Premesso altresì che l'azienda convenuta, nel costituirsi in giudizio, ha contestato le ragioni poste a sostegno del ricorso, sia perché la disciplina regionale invocata dal Pt 1 per reclamare il suo diritto al subentro non era quella prevista per casi del genere, sia perché la ricorrente non aveva i requisiti per ottenere la sanatoria, attesa anche la proprietà di ben cinque immobili di cui due pertinenze che risultano concessi in locazione a terzi come da contratti regolarmente registrati. -Osservato che la disciplina che regola il diritto al subentro nel contratto di locazione di un alloggio ATER è stabilita nella legge regionale 6 agosto 1999 n. 12 che, all'art. 12 espressamente riporta chi sono le persone legittimate a subentrare nell'assegnazione degli alloggi.

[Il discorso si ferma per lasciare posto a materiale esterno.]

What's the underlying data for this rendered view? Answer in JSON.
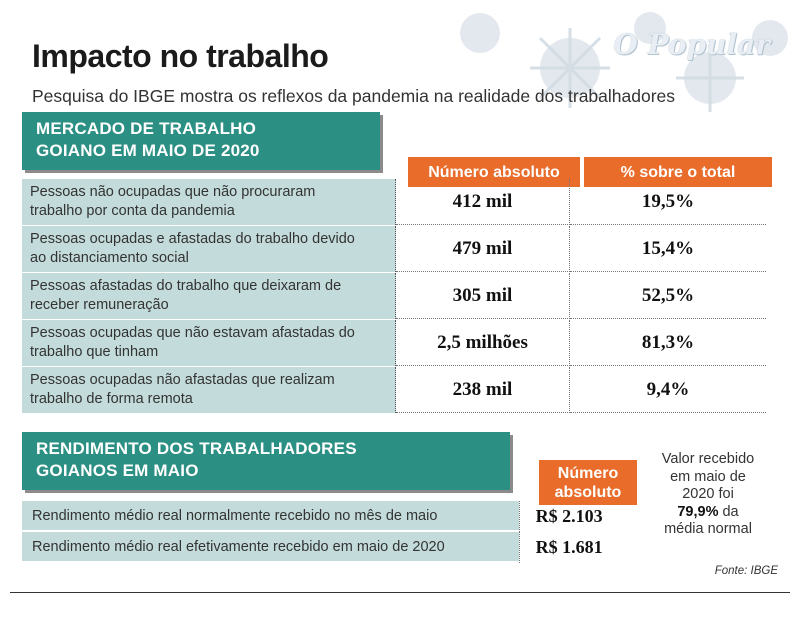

"In detto elenco sono inclusi, come aventi diritto, i componenti dei nucleo familiare di cui all'art. 11, comma 5 originariamente assegnatario o ampliato ai sensi del comma 4, secondo l'ordine stabilito nl citato articolo 5, comma 5
", oltre che il coniuge separato o divorziato al quale sia stato assegnato (in caso di separazione o divorzio in sede contenziosa) o sia stato attribuito convenzionalmente (in caso di separazione consensuale omologata) il diritto di abitare nella casa coniugale (alloggio popolare).
Per componenti del nucleo familiare ai quali è riconosciuto il diritto al subentro devono intendersi solo quei soggetti che, legati da un 'vincolo cd. familiare coniugi, figli (legittimi, naturali, riconosciuti o adottivi), conviventi more uxorio, ascendenti, discendenti e collaterali sino al terzo grado
-erano inclusi all'origine nel nucleo familiare, ovverosia al momento della assegnazione dell'alloggio o, comunque, coloro che hanno usufruito del regime del cd. ampliamento del nucleo familiare che il comma 5 dell'art. 12 elenca dettagliatamente.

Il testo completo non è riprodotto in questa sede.